Künstliche Intelligenz werde massiv überhöht, sagt Signal-Präsidentin Meredith Whittaker. Ein Gespräch über die Agenda der Silicon-Valley-Konzerne und die gefährlichen Pläne der EU.

Frau Whittaker, zurzeit erscheinen gefühlt im Monatstakt offene Briefe, die vor der Vernichtung der Menschheit durch künstliche Intelligenz, kurz KI, warnen. Die Absender sind Big-Tech-Milliardäre wie Elon Musk oder auch Chat-GPT-Gründer Samuel Altman. Was steckt dahinter?
Der Hype rund um künstliche Intelligenz hat schon religiöse Ausmasse angenommen. Es gibt keine Evidenz dafür, dass KI-Technologien jemals ein Bewusstsein erlangen oder super­intelligent sein werden. Was uns Sorge machen sollte, sind die riesigen Infra­strukturen, die im Besitz dieser Warner sind.

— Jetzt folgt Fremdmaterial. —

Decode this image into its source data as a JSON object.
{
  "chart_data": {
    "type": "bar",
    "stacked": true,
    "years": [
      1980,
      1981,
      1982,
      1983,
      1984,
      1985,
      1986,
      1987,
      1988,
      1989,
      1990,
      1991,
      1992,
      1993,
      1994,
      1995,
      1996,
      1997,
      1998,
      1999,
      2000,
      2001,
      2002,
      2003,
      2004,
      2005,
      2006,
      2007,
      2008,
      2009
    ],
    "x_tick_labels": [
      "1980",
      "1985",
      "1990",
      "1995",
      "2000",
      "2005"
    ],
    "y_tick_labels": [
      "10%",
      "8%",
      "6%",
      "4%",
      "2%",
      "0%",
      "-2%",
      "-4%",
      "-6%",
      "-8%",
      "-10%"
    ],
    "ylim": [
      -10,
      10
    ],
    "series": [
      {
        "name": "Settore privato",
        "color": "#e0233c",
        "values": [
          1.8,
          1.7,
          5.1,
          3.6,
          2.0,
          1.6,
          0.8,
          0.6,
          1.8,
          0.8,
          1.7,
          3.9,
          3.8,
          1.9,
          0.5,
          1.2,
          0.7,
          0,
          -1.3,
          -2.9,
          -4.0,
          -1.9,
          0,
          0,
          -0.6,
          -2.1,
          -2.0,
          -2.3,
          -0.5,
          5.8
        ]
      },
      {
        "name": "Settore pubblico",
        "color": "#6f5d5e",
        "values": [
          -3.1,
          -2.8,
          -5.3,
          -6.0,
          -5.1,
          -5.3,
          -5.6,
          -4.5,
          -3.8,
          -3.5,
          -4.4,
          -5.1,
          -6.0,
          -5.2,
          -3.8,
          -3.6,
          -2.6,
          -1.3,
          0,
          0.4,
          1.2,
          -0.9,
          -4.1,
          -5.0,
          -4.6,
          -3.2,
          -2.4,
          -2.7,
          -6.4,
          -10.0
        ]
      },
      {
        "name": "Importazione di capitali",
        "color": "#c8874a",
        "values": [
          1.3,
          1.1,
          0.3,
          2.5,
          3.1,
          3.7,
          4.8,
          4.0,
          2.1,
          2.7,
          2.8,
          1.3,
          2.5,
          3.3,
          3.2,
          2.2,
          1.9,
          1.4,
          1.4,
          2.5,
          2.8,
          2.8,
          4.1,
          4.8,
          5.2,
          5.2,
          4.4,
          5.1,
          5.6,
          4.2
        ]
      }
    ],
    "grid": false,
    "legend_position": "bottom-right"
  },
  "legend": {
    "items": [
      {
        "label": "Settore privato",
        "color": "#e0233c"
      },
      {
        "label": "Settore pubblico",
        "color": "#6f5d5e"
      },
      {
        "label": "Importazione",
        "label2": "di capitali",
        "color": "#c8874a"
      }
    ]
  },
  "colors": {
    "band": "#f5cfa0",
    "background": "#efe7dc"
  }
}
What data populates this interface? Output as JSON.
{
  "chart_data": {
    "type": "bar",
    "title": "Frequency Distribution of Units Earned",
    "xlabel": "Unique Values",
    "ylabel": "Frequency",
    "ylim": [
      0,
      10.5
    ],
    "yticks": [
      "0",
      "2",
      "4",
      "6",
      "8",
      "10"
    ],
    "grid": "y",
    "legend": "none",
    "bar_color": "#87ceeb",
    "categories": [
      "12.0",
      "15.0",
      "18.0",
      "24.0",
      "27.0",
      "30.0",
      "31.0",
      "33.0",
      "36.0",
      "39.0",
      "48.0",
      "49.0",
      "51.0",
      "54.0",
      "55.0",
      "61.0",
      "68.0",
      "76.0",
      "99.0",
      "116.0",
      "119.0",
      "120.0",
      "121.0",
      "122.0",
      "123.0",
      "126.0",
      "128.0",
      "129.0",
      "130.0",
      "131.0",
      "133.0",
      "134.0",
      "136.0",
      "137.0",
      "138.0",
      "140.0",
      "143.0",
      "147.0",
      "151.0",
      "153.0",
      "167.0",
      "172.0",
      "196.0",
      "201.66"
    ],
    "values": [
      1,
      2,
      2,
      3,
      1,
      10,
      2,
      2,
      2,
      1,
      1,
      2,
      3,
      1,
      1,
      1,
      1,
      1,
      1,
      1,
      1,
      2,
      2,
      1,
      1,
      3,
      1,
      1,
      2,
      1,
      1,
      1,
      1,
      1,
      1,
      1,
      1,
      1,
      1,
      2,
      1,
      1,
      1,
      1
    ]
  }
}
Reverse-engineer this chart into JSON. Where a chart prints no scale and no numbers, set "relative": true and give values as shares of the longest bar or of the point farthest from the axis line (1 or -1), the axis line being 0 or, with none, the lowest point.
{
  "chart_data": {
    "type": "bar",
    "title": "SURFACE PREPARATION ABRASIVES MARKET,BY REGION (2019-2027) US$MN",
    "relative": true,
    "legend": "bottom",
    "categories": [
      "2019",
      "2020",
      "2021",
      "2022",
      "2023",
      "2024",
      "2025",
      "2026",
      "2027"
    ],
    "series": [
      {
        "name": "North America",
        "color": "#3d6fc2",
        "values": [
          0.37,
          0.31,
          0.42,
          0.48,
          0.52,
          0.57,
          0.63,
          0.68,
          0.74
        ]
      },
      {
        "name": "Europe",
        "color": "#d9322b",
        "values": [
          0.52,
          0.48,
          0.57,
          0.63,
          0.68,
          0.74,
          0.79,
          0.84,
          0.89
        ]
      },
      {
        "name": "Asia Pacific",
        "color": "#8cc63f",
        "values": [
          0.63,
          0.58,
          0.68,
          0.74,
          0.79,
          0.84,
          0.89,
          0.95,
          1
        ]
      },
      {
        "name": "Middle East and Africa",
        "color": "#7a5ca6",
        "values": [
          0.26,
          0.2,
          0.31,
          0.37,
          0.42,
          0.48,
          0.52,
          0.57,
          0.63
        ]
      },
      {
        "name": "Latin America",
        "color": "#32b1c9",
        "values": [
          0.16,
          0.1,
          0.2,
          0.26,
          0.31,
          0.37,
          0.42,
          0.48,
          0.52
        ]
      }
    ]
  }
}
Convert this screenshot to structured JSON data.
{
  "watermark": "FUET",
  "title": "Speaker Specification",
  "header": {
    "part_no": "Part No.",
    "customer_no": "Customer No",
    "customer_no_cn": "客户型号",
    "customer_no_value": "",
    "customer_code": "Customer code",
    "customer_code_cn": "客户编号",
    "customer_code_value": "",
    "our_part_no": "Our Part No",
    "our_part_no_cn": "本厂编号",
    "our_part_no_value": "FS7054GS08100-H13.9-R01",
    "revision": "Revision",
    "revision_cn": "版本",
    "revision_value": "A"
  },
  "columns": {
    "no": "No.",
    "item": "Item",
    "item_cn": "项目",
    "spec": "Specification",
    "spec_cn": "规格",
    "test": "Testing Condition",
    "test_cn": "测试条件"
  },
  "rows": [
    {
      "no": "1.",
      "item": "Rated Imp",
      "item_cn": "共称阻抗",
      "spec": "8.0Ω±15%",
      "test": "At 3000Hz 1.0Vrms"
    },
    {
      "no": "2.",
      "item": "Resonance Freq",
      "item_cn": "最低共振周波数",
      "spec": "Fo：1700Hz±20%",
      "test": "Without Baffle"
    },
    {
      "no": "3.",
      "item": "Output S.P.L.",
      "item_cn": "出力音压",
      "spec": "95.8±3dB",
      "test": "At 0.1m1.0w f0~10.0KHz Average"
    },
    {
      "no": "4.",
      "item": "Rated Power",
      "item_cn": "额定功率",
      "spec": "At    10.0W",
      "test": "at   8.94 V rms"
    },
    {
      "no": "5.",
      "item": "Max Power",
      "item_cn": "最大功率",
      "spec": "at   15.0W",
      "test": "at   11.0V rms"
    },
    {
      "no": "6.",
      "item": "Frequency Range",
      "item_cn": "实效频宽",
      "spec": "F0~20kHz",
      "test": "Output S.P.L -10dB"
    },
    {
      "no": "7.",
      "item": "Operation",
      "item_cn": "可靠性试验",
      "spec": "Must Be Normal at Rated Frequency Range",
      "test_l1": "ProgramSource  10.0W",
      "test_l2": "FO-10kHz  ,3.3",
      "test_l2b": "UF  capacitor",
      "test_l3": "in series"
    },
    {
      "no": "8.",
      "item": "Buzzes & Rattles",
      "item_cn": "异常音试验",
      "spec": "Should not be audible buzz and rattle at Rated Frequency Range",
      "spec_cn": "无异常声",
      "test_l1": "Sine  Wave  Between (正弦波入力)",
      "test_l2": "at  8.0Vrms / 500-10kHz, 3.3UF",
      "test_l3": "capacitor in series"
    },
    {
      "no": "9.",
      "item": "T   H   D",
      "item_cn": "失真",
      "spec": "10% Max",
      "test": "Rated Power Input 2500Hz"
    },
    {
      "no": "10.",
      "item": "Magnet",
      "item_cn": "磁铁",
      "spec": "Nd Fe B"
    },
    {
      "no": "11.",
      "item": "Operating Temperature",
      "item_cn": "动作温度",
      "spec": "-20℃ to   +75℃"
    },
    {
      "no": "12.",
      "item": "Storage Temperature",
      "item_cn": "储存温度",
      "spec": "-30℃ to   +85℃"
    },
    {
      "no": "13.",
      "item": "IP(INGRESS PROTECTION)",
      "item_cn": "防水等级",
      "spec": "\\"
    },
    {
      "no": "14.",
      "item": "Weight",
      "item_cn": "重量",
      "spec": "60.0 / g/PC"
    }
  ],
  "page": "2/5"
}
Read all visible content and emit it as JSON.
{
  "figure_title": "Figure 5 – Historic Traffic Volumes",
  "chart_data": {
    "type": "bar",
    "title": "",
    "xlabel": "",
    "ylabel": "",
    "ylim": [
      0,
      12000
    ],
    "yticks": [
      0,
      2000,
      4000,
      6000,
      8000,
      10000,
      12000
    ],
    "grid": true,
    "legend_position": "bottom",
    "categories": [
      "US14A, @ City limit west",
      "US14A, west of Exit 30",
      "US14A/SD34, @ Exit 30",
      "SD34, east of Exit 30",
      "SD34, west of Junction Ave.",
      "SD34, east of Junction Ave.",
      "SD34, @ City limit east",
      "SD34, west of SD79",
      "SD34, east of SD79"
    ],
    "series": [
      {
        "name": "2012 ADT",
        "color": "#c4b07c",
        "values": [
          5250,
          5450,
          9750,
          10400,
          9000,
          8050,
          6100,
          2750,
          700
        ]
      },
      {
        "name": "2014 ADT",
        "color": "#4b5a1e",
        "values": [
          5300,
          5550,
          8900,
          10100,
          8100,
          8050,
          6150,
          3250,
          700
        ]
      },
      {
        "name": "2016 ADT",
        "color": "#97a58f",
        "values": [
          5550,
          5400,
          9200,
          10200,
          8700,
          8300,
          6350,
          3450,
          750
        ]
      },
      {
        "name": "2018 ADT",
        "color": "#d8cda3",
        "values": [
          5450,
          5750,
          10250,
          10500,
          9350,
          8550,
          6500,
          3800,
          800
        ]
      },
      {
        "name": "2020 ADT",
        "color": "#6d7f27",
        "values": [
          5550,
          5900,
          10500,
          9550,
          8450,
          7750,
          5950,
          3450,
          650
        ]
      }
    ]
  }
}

Wie wurde das möglich, dass wenige Tech-Unternehmen solche massiven Infra­strukturen bauen konnten?
Diese Entwicklung begann bereits in den 1990er-Jahren. Damals beauftragte die Clinton-Regierung Expertinnen mit der Bewertung von Risiken und Chancen der vernetzten Daten­infrastruktur. Doch statt auf die eigenen Experten zu hören, verfiel die Clinton-Administration dem neoliberalen Glauben, dass man die Besitzer dieser Technologien einfach gewähren lassen soll. Hightech sei Balsam für eine kränkelnde Wirtschaft. Und dadurch konnte sich auch der Überwachungs­kapitalismus ungehindert entfalten. Heute gibt es also einige wenige Big-Tech-Firmen mit riesigen Server-Infrastrukturen, enorm hohen Datenspeicher­kapazitäten und vielen Milliarden Nutzerinnen­daten, mit denen dann simpel gesagt statistische Modelle erstellt werden. Die Macht- und Besitz­frage ist die eigentliche Frage, die gestellt werden muss.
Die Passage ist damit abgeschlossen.